I. m. h. o., Word 5.1 was the greatest word processing app. that ever was, but it’s been all downhill from there. It was rock-solid stable, fast, and had a simple interface. Then Microsoft made the disastrous mistake of falling in love with toolbars and tried to create a word processor that could do everything but mow the user’s lawn, and the rest is history.
Brett, I think your Word instability is related to your using Word X instead of 2004, which since the first service pack, has been far more reliable than the earlier versions.
I used to get crashes too, but haven’t had Word 2004 crash since, well, 2004.
I dislike M$ as much as everyone else, but I still use Word. It’s the only thing the school computers have, and so I need it to print things out at work. Other than that I use Pages, but it’s a memory hog. AppleWorks is okay, but it is definitely showing its age.
I don’t do spreadsheets so I don’t use Excel.
I never use Power Point; I find Keynote to be infinitely superior.
I still like the old comment that “Microsoft Word is like an octopus that they keep trying to graft more arms onto” –
I use MS software – on both platforms, somewhat interchangeably – We all want interoperability – If MS, Apple, and the Open Source Community could agree – computing/communications worldwide might change.
I guess that I am saying that those of us who can be “paying customers” should demand that we have open standards for the benefit of those not able to easily “Pay Today”
I feel sorry for the Mac Office development team. They’re so into Macs, but work for a company that develops 2-ton software. Word opens up in one second on Windows, but takes 10 seconds to open on Mac. If the Mac development team had stuck to Apple’s software guidelines, they wouldn’t have to completely re-write Office for Intel Macs.

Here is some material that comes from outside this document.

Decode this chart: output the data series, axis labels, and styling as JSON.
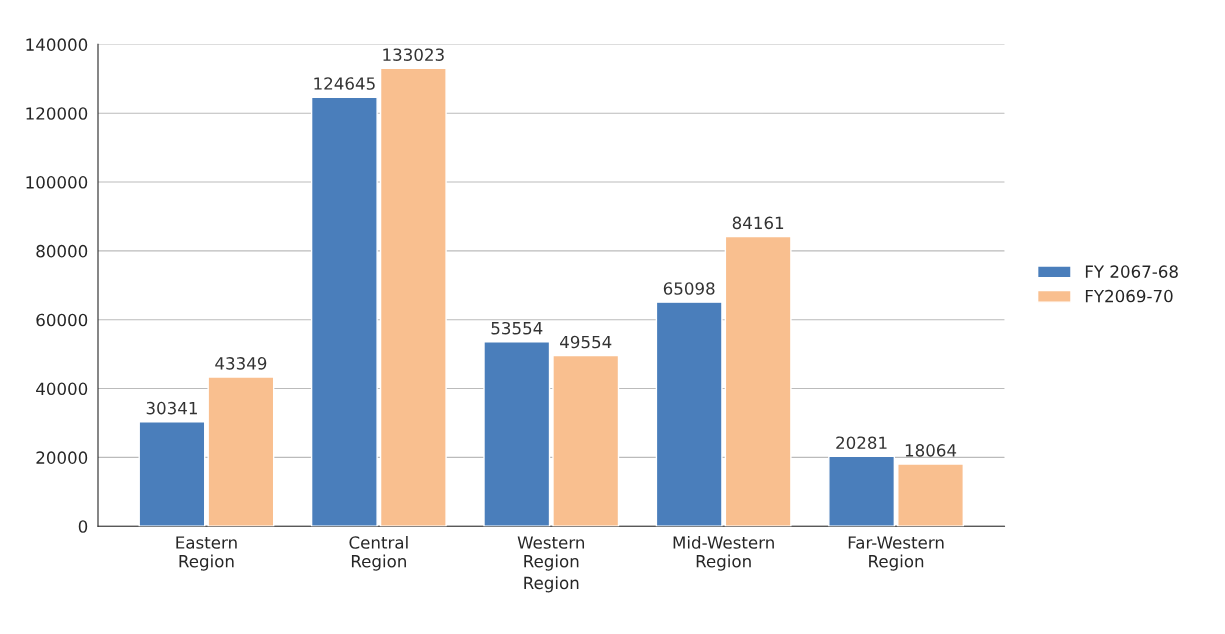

I’ve long thought of Word as one of the worst programs ever written, on either platform. When I got round to writing up my A level computing coursework I started doing it in Word. Big mistake. I was dealing with lots of tables, lists, images, code listings etc. In the end I just got fed up and checked out what else was out there. I settled on Nisus Writer Express and never looked back. It is amazing just how easy it is to do stuff like tables and lists. Of course it isn’t perfect, it doesn’t yet feature image wrapping (at least I can’t find it) but I’d recommend it to anyone over Word any day. I also seem to remember they had an advertising campaign that went something like this: “How can we offer a text editor for a quarter of the price of MS Word? By only giving you the quarter of the features of Word you’d actually use and leaving the rest out”.
Word takes 10 seconds to launch on your Mac? What version of Word? What Mac? Perhaps Word 2004 would take 10 seconds to open on a G3 iBook in OSX, but even on my G4 (slow) it opens in about 3 seconds.